Full ACK, that's the difference between hacking and cracking...

bushing

I doubt this is someone from the board.

This is probably just the drive cloning method -- taking a real 80 gig Phatnoise drive, buying a similar drive (note how it's specifically a Fujitsu drive ?) and using some tool to rewrite the serial number / drive ID info.

Some work with Google turns up a lot of crap, but it seems that in the end, that info is stored on a (less likely) EEPROM on the drive controller board or (more likely) on a reserved part of the drive, along with bad sector maps, etc.

The people who know about this stuff don't like to talk about it-- check this out for a great example: http://www.eio.com/public/harddrv/0779.html

It looks like a tool called PC 3000 could do it ... anyway ... back to other approaches.

Ben

todd1010

Its going to cost around 300 US dollars to get it done.

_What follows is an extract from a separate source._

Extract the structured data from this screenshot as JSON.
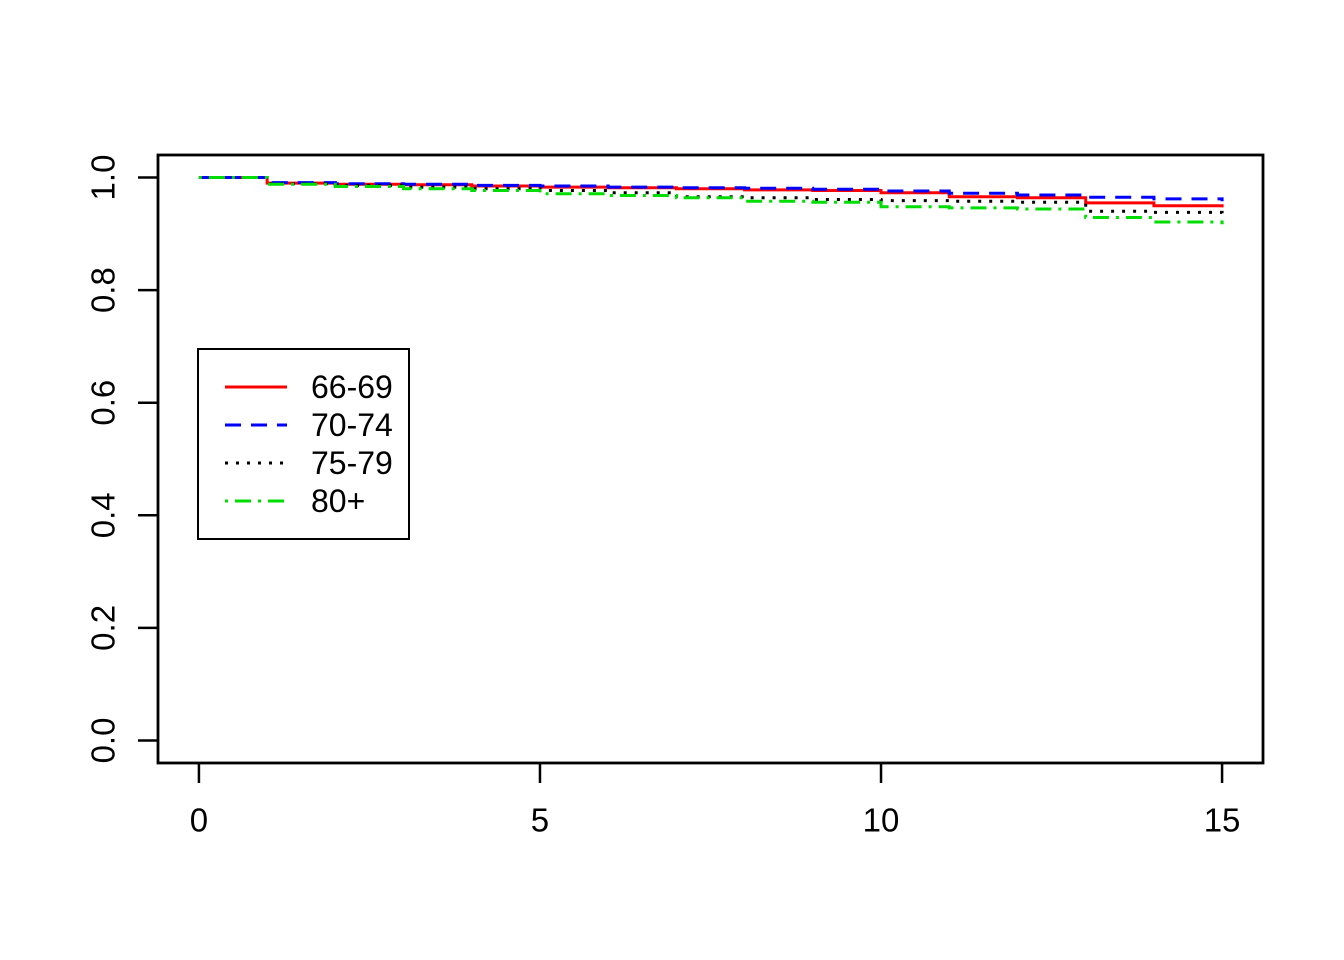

So why woudn't you just spend the extra 50 bucks and get the real DMS. So I guess its really not worth it here in America.
todd1010 AT gmail DOT com

cheese

Each disk drive manufactuer has a tool to edit the serial number and other drive data stored on their platters below cylinder zero.  Beckytaylor obviously has Fujitsu's tool which allows her to clone their drives.

bushing

QuoteEach disk drive manufactuer has a tool to edit the serial number and other drive data stored on their platters below cylinder zero.  Beckytaylor obviously has Fujitsu's tool which allows her to clone their drives.

... That is a true statement.

-b

daaron

Surely it's not that hard to change a hard drive's serial number:

http://www.codeproject.com/system/change_drive_sn.asp

(Note: The eight digit number is the hex version of the purely numeric SN shown elsewhere.)

Anyone tried this?


Terry_Kennedy

QuoteSurely it's not that hard to change a hard drive's serial number:

http://www.codeproject.com/system/change_drive_sn.asp

(Note: The eight digit number is the hex version of the purely numeric SN shown elsewhere.)

Anyone tried this?

That is the Windows volume serial number. The PhatBox depends on the drive's manufacturing serial number, which is entirely different. Also, just changing the serial number will only let you use a model of drive PhatNoise already offers - my interest is in drives larger than the ones PhatNoise offers.